FileExtensions "xml" Optional Comma separated list of file extensions. If provided, ZIP file contents will be filtered using these case insensitive extensions. If not provided all files are extracted.

Installing

Use the AWS CLI to prepare your AWS SAM template (note do not provide a trailing slash for s3-prefix).

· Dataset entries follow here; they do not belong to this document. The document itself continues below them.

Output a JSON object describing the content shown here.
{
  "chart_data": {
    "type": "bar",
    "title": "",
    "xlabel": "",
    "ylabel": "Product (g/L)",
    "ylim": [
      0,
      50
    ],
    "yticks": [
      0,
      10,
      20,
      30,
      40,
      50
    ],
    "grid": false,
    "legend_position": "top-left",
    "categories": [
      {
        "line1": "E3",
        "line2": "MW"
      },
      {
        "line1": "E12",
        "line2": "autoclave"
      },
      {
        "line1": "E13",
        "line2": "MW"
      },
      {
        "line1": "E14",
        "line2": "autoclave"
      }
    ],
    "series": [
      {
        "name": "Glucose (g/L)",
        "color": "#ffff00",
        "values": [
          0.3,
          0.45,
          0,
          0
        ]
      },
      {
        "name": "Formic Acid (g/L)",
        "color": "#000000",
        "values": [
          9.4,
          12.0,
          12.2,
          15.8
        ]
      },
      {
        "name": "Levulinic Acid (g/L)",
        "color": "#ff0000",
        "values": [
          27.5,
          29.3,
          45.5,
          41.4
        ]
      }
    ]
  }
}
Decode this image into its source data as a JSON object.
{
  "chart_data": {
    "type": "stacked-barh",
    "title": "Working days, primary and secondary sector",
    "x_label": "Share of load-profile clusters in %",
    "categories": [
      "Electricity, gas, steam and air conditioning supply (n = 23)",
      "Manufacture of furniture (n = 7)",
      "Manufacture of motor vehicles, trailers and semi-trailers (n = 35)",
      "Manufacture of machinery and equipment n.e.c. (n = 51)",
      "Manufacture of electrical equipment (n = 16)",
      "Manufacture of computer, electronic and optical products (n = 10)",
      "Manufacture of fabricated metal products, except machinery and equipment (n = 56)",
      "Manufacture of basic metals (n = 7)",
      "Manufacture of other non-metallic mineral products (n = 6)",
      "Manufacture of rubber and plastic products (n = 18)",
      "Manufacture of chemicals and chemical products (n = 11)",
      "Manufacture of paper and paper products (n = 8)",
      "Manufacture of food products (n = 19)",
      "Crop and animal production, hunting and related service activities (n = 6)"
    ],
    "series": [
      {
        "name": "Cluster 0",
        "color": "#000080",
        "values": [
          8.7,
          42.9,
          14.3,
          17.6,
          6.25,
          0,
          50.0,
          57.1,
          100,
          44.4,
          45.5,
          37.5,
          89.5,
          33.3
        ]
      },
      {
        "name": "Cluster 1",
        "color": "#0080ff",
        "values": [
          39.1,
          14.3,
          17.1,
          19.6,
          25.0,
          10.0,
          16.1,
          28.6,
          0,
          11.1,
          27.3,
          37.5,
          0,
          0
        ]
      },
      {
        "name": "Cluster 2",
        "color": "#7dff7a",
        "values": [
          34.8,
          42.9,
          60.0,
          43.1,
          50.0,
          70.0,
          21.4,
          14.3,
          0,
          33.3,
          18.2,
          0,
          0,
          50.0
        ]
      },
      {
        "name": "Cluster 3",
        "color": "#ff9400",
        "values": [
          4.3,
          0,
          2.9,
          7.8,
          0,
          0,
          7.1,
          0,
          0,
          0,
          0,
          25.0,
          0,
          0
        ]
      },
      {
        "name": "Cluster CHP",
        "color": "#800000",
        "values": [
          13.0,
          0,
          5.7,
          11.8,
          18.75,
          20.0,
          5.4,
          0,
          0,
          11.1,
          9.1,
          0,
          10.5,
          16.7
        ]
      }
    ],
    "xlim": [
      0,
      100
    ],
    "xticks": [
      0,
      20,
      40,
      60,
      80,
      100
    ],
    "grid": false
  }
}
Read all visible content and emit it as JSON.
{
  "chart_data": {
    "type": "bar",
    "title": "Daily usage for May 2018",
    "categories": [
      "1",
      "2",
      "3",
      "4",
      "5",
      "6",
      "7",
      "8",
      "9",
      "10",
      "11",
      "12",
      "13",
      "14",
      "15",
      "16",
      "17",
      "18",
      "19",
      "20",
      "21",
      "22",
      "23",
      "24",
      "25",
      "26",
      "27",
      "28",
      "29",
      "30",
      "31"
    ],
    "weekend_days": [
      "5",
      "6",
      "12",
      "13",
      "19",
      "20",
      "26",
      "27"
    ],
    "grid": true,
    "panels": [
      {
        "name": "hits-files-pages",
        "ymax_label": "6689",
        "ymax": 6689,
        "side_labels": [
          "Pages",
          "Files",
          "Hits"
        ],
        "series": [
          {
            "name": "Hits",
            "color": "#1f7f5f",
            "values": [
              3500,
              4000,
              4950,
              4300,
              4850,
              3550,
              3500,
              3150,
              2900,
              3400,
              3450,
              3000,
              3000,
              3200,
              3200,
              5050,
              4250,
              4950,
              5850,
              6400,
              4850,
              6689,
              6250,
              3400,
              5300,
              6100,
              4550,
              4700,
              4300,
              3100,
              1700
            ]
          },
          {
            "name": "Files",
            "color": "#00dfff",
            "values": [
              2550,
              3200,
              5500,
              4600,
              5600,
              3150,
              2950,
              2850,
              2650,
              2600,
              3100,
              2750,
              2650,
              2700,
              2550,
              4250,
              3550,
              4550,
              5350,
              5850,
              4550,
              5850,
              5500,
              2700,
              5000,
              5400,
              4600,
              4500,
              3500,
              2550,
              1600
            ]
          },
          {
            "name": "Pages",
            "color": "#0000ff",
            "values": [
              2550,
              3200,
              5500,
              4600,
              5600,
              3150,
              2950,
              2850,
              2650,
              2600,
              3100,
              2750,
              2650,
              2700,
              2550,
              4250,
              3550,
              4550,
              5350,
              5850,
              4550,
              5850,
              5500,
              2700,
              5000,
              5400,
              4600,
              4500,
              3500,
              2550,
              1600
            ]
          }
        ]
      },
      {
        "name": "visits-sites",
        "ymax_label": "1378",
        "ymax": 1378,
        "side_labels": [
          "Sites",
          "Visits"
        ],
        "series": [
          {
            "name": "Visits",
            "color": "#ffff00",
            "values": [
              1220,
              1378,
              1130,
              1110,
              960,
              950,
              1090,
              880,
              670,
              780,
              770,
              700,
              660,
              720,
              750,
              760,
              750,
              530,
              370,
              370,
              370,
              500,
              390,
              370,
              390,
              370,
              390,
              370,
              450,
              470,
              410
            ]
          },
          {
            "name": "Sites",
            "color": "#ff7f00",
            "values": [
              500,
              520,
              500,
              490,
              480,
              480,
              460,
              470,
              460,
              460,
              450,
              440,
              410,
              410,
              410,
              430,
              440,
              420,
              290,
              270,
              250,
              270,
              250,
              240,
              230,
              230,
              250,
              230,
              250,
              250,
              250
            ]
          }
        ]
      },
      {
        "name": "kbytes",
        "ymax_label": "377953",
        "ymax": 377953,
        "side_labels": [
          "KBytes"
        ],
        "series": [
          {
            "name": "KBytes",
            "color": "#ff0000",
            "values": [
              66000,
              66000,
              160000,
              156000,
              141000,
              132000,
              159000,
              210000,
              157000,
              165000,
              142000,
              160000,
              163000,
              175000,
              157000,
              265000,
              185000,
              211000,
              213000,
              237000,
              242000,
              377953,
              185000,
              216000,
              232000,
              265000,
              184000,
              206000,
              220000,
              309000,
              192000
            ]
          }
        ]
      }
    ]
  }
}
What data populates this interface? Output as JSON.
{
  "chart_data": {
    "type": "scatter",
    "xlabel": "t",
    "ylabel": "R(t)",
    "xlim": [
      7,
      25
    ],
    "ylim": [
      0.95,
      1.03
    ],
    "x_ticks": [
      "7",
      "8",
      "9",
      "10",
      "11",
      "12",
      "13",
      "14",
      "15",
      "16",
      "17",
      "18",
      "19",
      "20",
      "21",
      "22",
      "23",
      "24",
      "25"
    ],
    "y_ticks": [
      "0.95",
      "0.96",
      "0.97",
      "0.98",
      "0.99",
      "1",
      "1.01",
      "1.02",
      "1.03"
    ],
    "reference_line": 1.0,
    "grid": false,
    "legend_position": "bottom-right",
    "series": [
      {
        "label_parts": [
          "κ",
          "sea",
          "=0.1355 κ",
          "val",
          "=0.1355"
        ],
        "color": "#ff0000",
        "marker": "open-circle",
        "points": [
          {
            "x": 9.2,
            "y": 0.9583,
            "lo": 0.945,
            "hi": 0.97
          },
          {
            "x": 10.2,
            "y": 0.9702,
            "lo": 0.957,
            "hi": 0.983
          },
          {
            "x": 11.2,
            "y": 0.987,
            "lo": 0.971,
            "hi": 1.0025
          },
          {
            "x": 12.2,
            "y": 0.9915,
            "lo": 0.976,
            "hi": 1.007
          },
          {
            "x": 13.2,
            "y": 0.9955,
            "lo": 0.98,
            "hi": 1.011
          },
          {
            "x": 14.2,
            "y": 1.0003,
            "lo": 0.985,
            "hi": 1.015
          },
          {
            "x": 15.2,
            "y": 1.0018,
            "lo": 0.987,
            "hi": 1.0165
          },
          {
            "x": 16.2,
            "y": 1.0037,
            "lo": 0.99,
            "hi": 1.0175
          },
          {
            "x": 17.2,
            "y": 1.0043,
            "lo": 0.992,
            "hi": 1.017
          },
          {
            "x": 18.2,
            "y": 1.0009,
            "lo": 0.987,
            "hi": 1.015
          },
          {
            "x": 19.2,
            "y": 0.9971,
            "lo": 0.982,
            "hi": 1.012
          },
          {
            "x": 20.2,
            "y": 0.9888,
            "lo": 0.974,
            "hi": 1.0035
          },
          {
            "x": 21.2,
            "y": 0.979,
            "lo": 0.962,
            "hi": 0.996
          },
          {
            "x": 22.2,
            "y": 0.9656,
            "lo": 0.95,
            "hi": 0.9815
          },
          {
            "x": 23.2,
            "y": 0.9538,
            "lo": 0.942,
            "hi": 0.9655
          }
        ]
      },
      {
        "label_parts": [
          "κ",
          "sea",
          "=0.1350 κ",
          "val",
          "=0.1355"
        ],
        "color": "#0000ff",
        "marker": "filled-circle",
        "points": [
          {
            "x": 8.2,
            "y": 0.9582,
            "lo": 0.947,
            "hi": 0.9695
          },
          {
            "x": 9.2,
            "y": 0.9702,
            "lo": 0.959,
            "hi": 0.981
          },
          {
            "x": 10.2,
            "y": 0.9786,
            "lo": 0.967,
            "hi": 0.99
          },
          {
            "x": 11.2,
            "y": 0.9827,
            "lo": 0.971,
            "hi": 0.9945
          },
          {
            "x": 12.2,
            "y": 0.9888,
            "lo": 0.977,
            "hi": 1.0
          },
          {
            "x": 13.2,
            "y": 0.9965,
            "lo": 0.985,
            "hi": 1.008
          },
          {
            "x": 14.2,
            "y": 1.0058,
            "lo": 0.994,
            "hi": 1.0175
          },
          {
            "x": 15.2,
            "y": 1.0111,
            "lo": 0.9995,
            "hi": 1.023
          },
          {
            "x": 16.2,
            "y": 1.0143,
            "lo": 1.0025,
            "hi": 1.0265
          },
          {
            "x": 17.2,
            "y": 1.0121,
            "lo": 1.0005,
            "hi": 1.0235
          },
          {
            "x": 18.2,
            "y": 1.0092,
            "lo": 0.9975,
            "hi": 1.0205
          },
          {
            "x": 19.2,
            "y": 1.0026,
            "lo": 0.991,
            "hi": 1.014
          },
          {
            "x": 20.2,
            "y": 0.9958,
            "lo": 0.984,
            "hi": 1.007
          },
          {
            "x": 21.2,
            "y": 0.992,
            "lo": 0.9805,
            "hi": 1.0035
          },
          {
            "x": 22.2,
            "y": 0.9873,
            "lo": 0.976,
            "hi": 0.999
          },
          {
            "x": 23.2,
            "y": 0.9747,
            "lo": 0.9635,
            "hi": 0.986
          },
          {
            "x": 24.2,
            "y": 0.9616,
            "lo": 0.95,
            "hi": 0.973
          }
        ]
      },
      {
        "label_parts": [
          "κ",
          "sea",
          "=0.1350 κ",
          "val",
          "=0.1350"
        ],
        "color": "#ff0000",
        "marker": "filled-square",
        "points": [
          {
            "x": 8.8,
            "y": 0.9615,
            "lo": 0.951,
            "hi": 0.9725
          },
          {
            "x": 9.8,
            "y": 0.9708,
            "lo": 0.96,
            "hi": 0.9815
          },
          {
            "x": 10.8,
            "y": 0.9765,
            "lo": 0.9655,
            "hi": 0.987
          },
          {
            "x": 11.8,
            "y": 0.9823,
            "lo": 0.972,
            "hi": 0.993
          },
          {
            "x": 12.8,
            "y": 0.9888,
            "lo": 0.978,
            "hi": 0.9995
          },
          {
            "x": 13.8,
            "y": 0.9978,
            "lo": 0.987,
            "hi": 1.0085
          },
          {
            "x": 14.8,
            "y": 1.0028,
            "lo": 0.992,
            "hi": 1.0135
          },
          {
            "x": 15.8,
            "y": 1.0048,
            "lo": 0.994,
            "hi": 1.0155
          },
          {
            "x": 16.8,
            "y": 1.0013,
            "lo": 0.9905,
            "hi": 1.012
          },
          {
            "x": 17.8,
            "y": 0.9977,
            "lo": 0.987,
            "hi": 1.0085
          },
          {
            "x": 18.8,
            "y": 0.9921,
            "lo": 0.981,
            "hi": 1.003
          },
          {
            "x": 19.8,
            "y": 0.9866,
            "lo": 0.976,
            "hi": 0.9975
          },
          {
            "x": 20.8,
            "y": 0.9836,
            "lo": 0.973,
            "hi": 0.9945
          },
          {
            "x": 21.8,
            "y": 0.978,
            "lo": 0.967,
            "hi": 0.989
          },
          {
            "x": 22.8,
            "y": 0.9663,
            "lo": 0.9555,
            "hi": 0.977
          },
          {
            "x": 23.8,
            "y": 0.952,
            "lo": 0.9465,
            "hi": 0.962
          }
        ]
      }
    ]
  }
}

You will need a bucket in the deployment region to land the deployment assets:

aws cloudformation package \
    --template-file zipstreamlambda.yaml \
    --output-template-file zipstreamlambda-output.yaml \
    --s3-bucket <s3 bucket> \
    --s3-prefix <s3 key prefix> \
    --profile <profile name> \
    --force-upload

For example:

aws cloudformation package \
    --template-file zipstreamlambda.yaml \
    --output-template-file zipstreamlambda-output.yaml \
    --s3-bucket aws-extractor-ap-southeast-2 \
    --s3-prefix apps/zipstreamlambda/deploy \
    --profile <profile name> \
    --force-upload

The deploy your packaged AWS CloudFormation stack with:

aws cloudformation deploy \
    --template-file zipstreamlambda-output.yaml \
    --profile <profile name> \
    --capabilities CAPABILITY_NAMED_IAM \
    --region <aws region> \
    --stack-name <stack name> \
    --parameter-overrides \
    	InputBucketParameter=<input bucket name> \
    	OutputBucketParameter=<output bucket name>

For example:

aws cloudformation deploy \
    --template-file zipstreamlambda-output.yaml \
    --profile <profile name> \
    --capabilities CAPABILITY_NAMED_IAM \
    --region ap-southeast-2 \
    --stack-name zipstreamlambda \
    --parameter-overrides \
    	InputBucketParameter=aws-zipstreamlambda-input \
    	OutputBucketParameter=aws-zipstreamlambda-output

Note: this needs --capabilities CAPABILITY_NAMED_IAM as it creates a role for AWS Lambda.

Uninstalling

Using the AWS Console, identify and delete the deployed AWS CloudFormation stack.

Or using the AWS CLI:

aws cloudformation delete-stack \
    --stack-name <stack name> \
    --profile <profile name> \
    --region <aws region>

For example:

aws cloudformation delete-stack \
    --stack-name zipstreamlambda \
    --profile <profile name> \
    --region ap-southeast-2

Additionally remove deployed code bundles from S3.

Authors

Josh Passenger AWS Solutions Architect - [email protected]

License

This project is licensed under the Apache 2 License - see the LICENSE.txt file for details

Warranty

No warranty is provided or implied with this software, it is provided as a Proof of Concept (POC) example and will require additional error checking code and testing.